Ein Bleiglas mit gekniffeltem Standring – auch als Replik erhältlich – ist bei Grabungen auf dem Ochsenmarkt in Zwolle in den Niederlanden gefunden worden.
Preis: 23,- Euro
Fadenrippenbecher (um 1400)
Gläser mit Fadenrippen sind ein typisch böhmisches Produkt, häufig sind sie kombiniert mit kobaltblauen Tropfen oder blauen Fadenauflagen. Die Entstehungszeit dieser Becher liegt im Zeitraum zwischen dem Ende des 13. bis in die Mitte des 15. Jahrhunderts, mit Schwerpunkt um 1400. Das Verbreitungsgebiet erstreckt sich von Böhmen über Norddeutschland und Polen bis nach Schweden und Finnland. Es gibt diese mit Fadenrippen verzierte Gefäße in unterschiedlichen Größen und Formen, besonders verbreitet ist aber dieser Becher mit bauchiger Wandung und gerader bis leicht schalenförmiger Mündung.

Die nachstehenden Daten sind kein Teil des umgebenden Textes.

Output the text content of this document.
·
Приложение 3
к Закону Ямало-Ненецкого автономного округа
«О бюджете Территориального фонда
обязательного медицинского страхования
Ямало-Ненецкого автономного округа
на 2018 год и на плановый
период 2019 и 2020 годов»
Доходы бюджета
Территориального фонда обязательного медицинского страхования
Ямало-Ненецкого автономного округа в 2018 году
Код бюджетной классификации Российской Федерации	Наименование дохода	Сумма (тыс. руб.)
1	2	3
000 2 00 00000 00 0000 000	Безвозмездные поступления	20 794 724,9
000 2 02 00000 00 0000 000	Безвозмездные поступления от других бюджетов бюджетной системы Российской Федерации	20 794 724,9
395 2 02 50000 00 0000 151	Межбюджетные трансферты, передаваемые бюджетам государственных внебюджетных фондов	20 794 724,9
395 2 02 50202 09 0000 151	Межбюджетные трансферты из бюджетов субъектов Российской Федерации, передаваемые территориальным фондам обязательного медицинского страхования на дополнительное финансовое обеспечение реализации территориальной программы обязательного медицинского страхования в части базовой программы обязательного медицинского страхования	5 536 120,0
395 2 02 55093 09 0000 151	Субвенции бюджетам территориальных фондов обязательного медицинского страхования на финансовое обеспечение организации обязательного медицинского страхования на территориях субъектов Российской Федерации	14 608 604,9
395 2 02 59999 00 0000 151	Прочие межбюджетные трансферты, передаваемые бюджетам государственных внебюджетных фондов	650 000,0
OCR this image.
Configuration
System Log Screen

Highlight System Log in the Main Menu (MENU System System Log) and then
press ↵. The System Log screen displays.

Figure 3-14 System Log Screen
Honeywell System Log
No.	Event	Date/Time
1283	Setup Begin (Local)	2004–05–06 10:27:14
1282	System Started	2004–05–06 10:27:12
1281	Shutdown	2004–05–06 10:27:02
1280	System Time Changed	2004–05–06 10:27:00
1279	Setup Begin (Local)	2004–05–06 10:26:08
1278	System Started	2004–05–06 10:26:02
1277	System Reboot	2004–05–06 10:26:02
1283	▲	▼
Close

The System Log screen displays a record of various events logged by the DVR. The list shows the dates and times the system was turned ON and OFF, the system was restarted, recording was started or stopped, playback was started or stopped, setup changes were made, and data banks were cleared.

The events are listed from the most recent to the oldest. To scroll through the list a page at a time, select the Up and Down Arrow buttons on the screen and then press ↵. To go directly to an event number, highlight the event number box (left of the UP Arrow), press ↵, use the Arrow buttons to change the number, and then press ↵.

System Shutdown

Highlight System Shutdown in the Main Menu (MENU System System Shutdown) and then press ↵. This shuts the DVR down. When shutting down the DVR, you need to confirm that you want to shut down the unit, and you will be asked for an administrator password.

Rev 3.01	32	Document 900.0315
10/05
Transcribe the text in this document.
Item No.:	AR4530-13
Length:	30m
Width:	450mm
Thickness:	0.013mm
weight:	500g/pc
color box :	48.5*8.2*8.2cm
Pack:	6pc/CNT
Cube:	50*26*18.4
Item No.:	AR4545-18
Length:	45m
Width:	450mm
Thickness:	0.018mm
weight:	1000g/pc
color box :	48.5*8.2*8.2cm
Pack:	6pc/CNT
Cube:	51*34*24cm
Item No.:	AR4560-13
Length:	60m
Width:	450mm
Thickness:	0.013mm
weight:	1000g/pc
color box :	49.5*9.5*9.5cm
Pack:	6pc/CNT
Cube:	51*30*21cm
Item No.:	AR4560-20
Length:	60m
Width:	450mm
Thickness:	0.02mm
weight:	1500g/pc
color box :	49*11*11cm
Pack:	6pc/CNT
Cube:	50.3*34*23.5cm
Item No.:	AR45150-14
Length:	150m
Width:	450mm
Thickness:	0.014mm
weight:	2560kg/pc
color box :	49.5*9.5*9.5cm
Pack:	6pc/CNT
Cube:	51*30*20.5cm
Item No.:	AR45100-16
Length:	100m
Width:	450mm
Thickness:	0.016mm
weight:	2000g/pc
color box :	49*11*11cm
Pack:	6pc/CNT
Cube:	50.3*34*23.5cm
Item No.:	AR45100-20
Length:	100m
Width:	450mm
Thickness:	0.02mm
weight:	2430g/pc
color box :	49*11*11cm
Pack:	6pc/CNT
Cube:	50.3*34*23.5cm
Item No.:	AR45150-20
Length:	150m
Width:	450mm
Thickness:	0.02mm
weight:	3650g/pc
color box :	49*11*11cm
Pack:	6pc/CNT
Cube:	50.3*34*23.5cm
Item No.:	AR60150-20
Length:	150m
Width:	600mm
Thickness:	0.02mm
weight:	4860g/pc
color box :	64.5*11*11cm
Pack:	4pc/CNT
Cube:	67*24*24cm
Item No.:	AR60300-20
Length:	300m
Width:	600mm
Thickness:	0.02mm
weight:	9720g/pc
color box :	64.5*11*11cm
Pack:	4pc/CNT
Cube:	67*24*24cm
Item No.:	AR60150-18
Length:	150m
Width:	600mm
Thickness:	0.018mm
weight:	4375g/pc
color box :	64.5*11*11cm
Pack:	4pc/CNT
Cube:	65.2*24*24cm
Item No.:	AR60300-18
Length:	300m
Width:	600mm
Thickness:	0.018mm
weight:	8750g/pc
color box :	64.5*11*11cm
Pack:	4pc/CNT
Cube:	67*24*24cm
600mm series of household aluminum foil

Es gibt ihn als Replik in Groß (Höhe 14,4 cm, Mündungsdurchmesser 9,5 cm, mit blauem Abschlussrand), das Vorbild dazu stammt aus einer Kloake auf dem Grundstück Breite Straße 39-41, und in Klein (Höhe 8,2 cm, Mündungsdurchmesser ca. 5,7 cm, ohne blauen Abschlussrand), dieses Vorbild dazu stammt aus einer Kloake auf dem Grundstück Hundestraße 9-11.